Whenever a statement is executed, or a data modification is made, it runs under the influence of an isolation level. The isolation level directly impacts the performance of SQL Server, along with the integrity of the data.
Essentially, an isolation level determines the degree to which a data modification is isolated from another data modification, or a database modification is isolated from a statement (such as a SELECT statement), or how a statement is isolated from another statement.
More specifically, isolation levels are used to control the following:
If any locks are taken when data is read, and what kind of locks are being requested.
How long read locks are kept.
And last, they determine if a read operation acting on a row that is experiencing a data modification, (1) blocks the data modification until the row is unlocked, (2) retrieves the committed version of the row before the start of the data modification, or (3) reads the uncommitted data modified by the data modification.
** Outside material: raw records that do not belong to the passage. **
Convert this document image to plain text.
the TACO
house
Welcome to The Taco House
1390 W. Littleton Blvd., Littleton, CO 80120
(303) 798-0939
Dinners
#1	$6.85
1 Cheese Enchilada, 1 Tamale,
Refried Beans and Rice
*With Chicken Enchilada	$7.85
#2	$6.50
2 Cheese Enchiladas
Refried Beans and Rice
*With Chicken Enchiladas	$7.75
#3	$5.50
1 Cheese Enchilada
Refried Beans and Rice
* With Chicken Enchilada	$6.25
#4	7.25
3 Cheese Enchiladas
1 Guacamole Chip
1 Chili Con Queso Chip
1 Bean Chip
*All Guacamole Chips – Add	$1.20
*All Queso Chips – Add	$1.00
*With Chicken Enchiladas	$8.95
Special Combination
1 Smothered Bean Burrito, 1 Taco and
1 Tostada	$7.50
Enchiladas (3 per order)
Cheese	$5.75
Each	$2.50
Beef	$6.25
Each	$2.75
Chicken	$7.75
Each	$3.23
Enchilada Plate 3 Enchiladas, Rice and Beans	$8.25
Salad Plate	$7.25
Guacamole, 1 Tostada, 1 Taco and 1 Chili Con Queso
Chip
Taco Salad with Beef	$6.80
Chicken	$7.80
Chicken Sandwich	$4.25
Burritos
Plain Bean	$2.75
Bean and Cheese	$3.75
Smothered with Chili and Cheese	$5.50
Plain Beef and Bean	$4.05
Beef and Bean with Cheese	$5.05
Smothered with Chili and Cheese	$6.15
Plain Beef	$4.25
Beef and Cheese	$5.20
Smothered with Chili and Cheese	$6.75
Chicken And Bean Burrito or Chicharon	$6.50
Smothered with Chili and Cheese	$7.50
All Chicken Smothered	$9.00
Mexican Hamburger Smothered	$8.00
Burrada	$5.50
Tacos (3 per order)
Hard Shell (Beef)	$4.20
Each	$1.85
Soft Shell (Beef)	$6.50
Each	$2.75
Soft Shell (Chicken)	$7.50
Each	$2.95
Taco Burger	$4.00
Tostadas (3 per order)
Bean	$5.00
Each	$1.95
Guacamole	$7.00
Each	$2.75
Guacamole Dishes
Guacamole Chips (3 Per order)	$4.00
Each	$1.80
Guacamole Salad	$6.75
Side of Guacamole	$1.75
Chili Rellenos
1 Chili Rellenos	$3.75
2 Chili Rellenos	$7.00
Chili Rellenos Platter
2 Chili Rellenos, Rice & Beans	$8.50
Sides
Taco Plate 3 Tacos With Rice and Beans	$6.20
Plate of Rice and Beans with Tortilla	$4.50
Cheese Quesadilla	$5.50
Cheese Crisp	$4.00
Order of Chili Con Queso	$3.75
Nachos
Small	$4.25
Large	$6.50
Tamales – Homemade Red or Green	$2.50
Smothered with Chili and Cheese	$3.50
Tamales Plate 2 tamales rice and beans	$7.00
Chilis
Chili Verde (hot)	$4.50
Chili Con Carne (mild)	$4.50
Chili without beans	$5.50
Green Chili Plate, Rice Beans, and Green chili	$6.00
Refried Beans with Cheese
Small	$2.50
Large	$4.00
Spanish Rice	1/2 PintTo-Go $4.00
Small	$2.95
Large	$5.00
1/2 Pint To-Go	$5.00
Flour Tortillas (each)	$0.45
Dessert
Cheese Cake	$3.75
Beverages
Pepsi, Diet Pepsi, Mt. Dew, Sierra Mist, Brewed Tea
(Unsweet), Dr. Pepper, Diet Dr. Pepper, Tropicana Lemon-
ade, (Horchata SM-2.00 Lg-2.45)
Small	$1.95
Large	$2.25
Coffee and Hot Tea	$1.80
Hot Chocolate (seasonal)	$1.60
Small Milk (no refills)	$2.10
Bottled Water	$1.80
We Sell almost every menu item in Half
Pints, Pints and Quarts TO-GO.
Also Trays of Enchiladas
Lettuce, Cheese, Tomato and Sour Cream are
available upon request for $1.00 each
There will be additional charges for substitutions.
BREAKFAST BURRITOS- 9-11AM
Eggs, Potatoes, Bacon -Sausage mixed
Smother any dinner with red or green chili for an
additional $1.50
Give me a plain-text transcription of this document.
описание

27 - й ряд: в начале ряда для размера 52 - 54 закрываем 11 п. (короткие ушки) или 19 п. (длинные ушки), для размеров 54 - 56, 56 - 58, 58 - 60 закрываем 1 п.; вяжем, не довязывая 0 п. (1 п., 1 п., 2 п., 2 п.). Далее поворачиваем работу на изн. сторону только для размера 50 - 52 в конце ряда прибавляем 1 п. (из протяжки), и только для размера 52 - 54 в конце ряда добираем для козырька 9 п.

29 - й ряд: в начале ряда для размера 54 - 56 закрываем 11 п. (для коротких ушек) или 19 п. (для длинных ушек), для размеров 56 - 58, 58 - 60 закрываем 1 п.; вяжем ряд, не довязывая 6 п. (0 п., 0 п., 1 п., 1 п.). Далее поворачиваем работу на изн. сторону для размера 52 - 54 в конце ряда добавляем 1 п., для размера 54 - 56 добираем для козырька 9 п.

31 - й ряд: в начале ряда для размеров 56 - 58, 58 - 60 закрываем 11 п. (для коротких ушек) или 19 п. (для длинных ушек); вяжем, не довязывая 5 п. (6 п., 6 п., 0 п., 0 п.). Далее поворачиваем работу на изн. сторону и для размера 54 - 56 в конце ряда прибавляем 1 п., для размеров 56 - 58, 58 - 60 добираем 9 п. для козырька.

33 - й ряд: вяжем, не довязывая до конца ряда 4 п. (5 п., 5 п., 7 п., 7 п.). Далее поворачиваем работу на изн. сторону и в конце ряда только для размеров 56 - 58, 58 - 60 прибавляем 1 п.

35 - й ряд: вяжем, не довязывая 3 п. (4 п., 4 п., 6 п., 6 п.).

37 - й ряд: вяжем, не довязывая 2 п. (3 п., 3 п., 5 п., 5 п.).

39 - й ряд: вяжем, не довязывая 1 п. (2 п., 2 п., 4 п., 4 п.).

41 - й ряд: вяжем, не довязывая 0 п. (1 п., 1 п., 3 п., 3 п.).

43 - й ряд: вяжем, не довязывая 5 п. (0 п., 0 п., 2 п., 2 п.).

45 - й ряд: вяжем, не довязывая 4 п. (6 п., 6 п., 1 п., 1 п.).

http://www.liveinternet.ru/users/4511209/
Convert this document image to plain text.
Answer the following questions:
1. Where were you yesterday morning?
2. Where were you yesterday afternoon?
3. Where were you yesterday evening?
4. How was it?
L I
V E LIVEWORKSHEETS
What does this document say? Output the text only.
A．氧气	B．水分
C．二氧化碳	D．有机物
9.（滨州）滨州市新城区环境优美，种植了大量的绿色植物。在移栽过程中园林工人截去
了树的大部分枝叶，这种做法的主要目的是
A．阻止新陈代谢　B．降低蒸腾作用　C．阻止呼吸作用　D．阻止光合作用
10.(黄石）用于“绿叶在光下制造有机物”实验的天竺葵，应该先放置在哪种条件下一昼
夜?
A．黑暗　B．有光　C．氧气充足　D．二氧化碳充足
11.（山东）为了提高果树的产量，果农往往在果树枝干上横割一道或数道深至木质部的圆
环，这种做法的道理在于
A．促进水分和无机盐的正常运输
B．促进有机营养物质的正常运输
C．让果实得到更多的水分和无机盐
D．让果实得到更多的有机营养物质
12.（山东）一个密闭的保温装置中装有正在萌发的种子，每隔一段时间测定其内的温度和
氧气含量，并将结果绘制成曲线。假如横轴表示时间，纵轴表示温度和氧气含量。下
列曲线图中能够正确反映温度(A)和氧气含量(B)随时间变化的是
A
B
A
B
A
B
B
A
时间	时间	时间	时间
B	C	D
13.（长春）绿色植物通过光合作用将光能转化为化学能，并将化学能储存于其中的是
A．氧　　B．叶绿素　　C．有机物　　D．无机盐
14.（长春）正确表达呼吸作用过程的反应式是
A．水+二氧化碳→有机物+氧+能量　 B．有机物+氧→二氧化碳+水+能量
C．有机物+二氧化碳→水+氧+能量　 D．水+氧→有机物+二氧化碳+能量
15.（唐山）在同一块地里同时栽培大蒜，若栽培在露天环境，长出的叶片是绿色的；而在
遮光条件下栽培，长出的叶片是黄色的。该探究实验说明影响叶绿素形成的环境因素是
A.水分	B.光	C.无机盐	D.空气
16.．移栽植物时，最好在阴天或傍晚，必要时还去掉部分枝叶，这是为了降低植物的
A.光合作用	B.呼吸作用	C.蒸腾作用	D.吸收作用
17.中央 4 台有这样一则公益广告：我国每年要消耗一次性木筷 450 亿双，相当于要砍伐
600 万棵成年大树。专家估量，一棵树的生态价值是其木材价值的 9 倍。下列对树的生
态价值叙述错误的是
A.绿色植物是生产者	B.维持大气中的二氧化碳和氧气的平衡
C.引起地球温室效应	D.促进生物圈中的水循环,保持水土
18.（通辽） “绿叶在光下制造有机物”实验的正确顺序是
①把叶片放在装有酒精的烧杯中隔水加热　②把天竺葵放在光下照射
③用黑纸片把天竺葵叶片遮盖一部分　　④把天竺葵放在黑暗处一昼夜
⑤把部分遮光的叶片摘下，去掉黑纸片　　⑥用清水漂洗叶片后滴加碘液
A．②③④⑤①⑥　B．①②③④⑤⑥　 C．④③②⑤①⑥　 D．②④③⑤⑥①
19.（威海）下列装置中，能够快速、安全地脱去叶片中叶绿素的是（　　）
Traditionally, SQL Server has supported four isolation levels:
Read Uncommitted: This is the lowest isolation level. It only isolates transactions and activities to ensure that physically corrupt data is never read. It allows dirty reads, nonrepeatable reads, and phantom reads.
Read Committed: This isolation level does not permit dirty reads, but does allow nonrepeatable reads and phantom reads. This is the default isolation level for SQL Server, and is used for each connection to SQL Server unless one of the other isolation levels has manually been set for a connection.
Repeatable Read: This isolation level does not permit dirty reads or nonrepeatable reads, but does allow phantom reads.
Serializable Read: This is the highest isolation level and ensures that all transactions and statements are completely isolated from each other. It does not allow dirty reads, nonrepeatable reads, or phantom reads.
Read Uncommitted provides the best concurrency, but the least data integrity. On the other extreme, Serializable Read provides the worst concurrency, but the highest level of data integrity. As you know, the higher the concurrency, the better SQL Server performs, and the lower the concurrency, the worse SQL Server performs. As a DBA, it is your job to balance the needs between data integrity and concurrency by selecting an appropriate isolation level.
In SQL Server 2005, two new isolation levels are introduced, both of which use row versioning. They include:
READ_COMMITTED_SNAPSHOT (statement level)
ALLOW_SNAPSHOT_ISOLATION (transaction level)
The purpose of these new isolation levels is to give DBAs or developers more granularity in their choice of isolation levels, with the goal of improving read concurrency. When read concurrency is increased, there are fewer locks to be managed by SQL Server. This results in less locking resources required by SQL Server, along with less blocking. This in turn boosts SQL Server's performance.
When a row versioning-based isolation level (which includes the two new ones we are now discussing) is enabled at the database level, the database engine maintains versions of each row that is modified (for an entire database). Whenever a transaction modifies any row, an image of the row before the modification is copied into a page of what is called the version store. The version store is located in the tempdb database and is used for temporary storage of versioned rows for all of the databases on a single SQL Server instance.